Peristiwa kebakaran tersebut terjadi pada Selasa malam, 31 Maret 2026, dan kembali memicu kobaran api di lokasi yang sama. Insiden ini tidak hanya menghanguskan sumur minyak, tetapi juga merembet ke sejumlah kendaraan yang berada di sekitar area.
Kasubbid Penmas Bidhumas Polda Sumsel, Kompol Putu Suryawan, mengungkapkan bahwa saat ini tim gabungan masih melakukan penyelidikan mendalam sekaligus pengejaran terhadap pihak yang diduga bertanggung jawab atas aktivitas ilegal tersebut.
“Anggota Ditreskrimsus Polda Sumsel bergabung dengan Polres Muba saat ini masih memburu pelaku atau pemilik sumur yang terbakar, dan olah TKP masih dilakukan saat ini,” ujar Putu, Jumat (3/4/2026).
Dalam proses penyelidikan, polisi telah mengidentifikasi sejumlah nama yang diduga sebagai pemilik sumur minyak ilegal tersebut, yakni berinisial M, R, K, dan I. Namun hingga kini, keberadaan mereka masih dalam pencarian.
Selain menimbulkan kerusakan pada 11 titik sumur, kebakaran juga menghanguskan delapan unit mobil pikap, satu unit truk, serta beberapa sepeda motor yang berada di lokasi kejadian.
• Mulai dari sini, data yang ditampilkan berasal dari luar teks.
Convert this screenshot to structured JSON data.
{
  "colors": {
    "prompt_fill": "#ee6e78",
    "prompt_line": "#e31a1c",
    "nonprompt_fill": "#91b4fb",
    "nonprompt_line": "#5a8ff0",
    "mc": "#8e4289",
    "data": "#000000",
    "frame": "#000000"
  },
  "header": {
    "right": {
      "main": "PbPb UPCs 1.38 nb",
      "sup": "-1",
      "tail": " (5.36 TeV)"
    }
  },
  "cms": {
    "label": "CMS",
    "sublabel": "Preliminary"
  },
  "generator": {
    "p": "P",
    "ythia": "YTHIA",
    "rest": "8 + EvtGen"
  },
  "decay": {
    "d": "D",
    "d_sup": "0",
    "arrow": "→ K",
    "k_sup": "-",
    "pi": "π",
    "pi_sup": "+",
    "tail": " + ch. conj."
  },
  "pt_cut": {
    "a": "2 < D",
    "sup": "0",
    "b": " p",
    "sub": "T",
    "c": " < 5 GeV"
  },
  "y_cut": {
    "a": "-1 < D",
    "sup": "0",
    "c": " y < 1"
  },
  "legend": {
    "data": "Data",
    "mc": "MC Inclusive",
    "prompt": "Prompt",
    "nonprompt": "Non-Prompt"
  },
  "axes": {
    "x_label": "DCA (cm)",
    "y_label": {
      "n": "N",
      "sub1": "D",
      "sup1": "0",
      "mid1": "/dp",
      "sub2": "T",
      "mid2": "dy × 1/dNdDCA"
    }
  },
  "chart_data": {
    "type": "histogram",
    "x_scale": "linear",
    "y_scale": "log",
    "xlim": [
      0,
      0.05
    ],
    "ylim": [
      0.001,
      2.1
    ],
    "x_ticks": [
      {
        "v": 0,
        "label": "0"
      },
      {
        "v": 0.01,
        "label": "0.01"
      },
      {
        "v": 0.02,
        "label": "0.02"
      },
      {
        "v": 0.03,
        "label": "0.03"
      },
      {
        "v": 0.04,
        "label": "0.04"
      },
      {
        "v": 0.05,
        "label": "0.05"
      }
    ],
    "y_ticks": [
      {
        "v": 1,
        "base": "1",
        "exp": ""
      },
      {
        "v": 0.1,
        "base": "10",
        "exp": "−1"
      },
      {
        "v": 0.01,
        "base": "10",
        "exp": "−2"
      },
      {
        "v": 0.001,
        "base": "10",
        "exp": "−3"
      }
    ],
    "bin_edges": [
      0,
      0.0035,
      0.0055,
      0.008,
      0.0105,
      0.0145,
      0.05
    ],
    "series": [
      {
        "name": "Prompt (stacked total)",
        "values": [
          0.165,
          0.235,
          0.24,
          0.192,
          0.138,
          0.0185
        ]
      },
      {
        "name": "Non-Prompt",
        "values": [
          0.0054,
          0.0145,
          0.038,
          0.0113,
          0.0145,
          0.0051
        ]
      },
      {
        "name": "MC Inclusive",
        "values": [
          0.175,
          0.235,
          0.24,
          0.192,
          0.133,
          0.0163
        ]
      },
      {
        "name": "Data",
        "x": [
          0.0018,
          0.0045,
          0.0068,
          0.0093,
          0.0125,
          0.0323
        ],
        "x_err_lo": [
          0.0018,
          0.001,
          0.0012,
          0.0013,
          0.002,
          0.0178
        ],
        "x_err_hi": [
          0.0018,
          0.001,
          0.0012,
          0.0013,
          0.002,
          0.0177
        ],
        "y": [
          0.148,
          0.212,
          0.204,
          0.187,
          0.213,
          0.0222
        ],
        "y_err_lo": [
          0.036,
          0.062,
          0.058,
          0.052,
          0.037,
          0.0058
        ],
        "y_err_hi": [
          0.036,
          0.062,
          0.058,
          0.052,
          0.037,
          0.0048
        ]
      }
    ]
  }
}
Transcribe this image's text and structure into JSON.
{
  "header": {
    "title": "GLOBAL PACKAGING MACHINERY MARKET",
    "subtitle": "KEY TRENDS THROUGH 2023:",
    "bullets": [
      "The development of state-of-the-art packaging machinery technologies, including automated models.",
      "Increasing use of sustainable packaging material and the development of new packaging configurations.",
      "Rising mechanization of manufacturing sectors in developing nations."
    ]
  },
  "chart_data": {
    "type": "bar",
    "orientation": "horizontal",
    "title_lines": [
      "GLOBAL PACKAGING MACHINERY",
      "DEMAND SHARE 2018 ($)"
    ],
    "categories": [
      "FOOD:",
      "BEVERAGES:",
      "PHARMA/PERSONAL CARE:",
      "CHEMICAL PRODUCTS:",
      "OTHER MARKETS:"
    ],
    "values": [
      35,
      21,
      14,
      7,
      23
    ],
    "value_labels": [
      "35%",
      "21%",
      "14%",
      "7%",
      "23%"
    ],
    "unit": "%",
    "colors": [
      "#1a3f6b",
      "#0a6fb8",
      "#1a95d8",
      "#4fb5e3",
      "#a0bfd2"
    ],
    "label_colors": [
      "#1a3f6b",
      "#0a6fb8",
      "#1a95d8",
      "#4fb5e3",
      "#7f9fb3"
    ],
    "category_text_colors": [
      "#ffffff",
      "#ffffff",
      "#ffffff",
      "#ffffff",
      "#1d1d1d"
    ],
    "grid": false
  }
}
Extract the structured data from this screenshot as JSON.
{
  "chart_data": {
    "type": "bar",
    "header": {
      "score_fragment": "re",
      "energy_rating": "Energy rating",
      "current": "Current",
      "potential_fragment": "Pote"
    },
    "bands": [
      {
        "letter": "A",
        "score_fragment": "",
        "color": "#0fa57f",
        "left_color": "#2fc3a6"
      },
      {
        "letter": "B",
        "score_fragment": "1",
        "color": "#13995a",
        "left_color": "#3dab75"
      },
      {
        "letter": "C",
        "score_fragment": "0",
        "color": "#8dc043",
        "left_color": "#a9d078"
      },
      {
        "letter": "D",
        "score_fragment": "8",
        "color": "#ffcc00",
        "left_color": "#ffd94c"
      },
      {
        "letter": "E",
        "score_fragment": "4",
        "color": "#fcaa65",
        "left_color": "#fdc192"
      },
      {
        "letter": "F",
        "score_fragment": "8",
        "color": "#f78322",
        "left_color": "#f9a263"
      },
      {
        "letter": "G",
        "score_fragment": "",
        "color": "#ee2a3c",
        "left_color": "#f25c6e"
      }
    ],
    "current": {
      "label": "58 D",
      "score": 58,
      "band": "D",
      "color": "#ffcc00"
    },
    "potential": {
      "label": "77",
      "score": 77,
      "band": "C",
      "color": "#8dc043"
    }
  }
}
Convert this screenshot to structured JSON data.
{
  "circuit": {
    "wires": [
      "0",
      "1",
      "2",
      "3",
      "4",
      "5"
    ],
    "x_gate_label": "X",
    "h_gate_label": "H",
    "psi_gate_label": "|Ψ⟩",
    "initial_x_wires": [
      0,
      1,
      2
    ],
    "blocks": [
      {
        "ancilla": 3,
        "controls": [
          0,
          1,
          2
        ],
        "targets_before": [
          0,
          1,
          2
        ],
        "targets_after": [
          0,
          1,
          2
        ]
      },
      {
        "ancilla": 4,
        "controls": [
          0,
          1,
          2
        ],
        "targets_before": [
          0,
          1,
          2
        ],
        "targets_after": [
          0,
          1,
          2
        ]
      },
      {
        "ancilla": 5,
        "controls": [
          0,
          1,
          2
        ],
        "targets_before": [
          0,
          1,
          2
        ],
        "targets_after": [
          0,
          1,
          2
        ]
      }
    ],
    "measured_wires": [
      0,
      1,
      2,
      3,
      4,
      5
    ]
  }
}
Aparat terus melakukan penyisiran untuk memastikan tidak ada titik sumur ilegal lain yang luput dari pendataan.
“Anggota masih melakukan penyisiran terhadap lokasi-lokasi lainnya yang diindikasikan terdapat sumur ilegal,” kata Putu.
Aktivitas pengeboran minyak ilegal di wilayah Musi Banyuasin memang telah lama menjadi perhatian aparat penegak hukum karena berisiko tinggi terhadap keselamatan dan kerusakan lingkungan. Ledakan dan kebakaran yang terjadi kali ini kembali menegaskan bahaya dari praktik tersebut.